We ended up calling them up every time a customer found one of these files and having them print out that image on one of their windows 98 machines, and scan the printout back in using one of the newer machines. Sure, we lost some quality, but at least the customers could access the data now.

For a time reference, these broken images were still showing up in newly scanned documents in 2011 (when we stopped working with them due to massive fraud), so they must have been using their Win98 scanner systems even then.




No, to the best we could determine, and we had a guy who liked to get into the weeds of CCITT Group 3 and 4 compression, it was the raw images themselves, and there was nothing wrong with them, some just tickled a bug. If I remember correctly, their API required stripping off the header and presenting the OCR code with some metadata and the compressed image. It's been way too long for me to remember the details, except that it was fairly obnoxious to interface to, I couldn't just hand it a TIFF in some way (helped us VARs really "add value" and earn our keep :-).

We were producing our own TIFF files using our own software that drove monster Kodak ImageLink scanners (software I in fact took over, redid the SCSI driver of, and eventually did a clean rewrite of the engine on Sun workstations), so the images and their compression came straight from Kodak, and going further, I don't recall those 600 pound beasts ever screwing up at that level.

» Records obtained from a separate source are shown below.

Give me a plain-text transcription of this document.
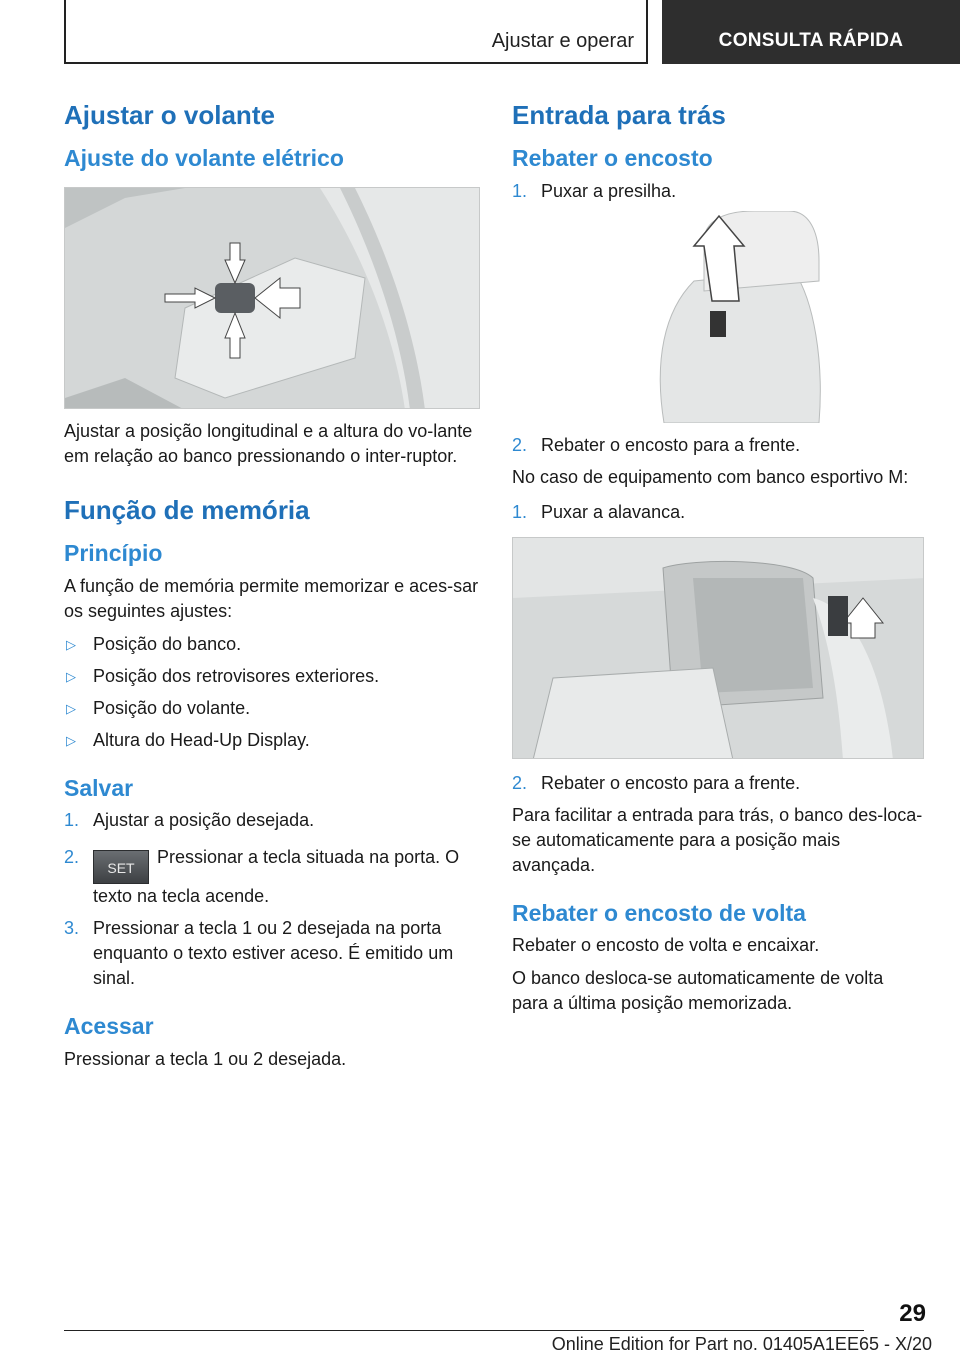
Ajustar e operar	CONSULTA RÁPIDA
Ajustar o volante
Ajuste do volante elétrico

Ajustar a posição longitudinal e a altura do vo-lante em relação ao banco pressionando o inter-ruptor.

Função de memória
Princípio

A função de memória permite memorizar e aces-sar os seguintes ajustes:

▷ Posição do banco.
▷ Posição dos retrovisores exteriores.
▷ Posição do volante.
▷ Altura do Head-Up Display.
Salvar
1. Ajustar a posição desejada.
2.
SETPressionar a tecla situada na porta. O texto na tecla acende.
3. Pressionar a tecla 1 ou 2 desejada na porta enquanto o texto estiver aceso. É emitido um sinal.
Acessar

Pressionar a tecla 1 ou 2 desejada.

Entrada para trás
Rebater o encosto
1. Puxar a presilha.
2. Rebater o encosto para a frente.

No caso de equipamento com banco esportivo M:

1. Puxar a alavanca.
2. Rebater o encosto para a frente.

Para facilitar a entrada para trás, o banco des-loca-se automaticamente para a posição mais avançada.

Rebater o encosto de volta

Rebater o encosto de volta e encaixar.

O banco desloca-se automaticamente de volta para a última posição memorizada.

29
Online Edition for Part no. 01405A1EE65 - X/20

And this was way before Windows 98, it was Windows 3.0 or by then 3.1, like in 1992, Windows was utterly naive about document image files. Which I can see was a blessing (although maybe it was losing quality, I'd long switched to NT by the time 98 came out).


We also had weird CCITT Group 4 issues, because of someone trying to be extra smart and convert TIFF to PDF without a recompress (PDF supports Group 4 compression too, so you can turn a Group4 TIFF into a Group4 PDF by just swapping the header!)

I didn't mean it was definitely the same company, just a similarly annoying TIFF issue.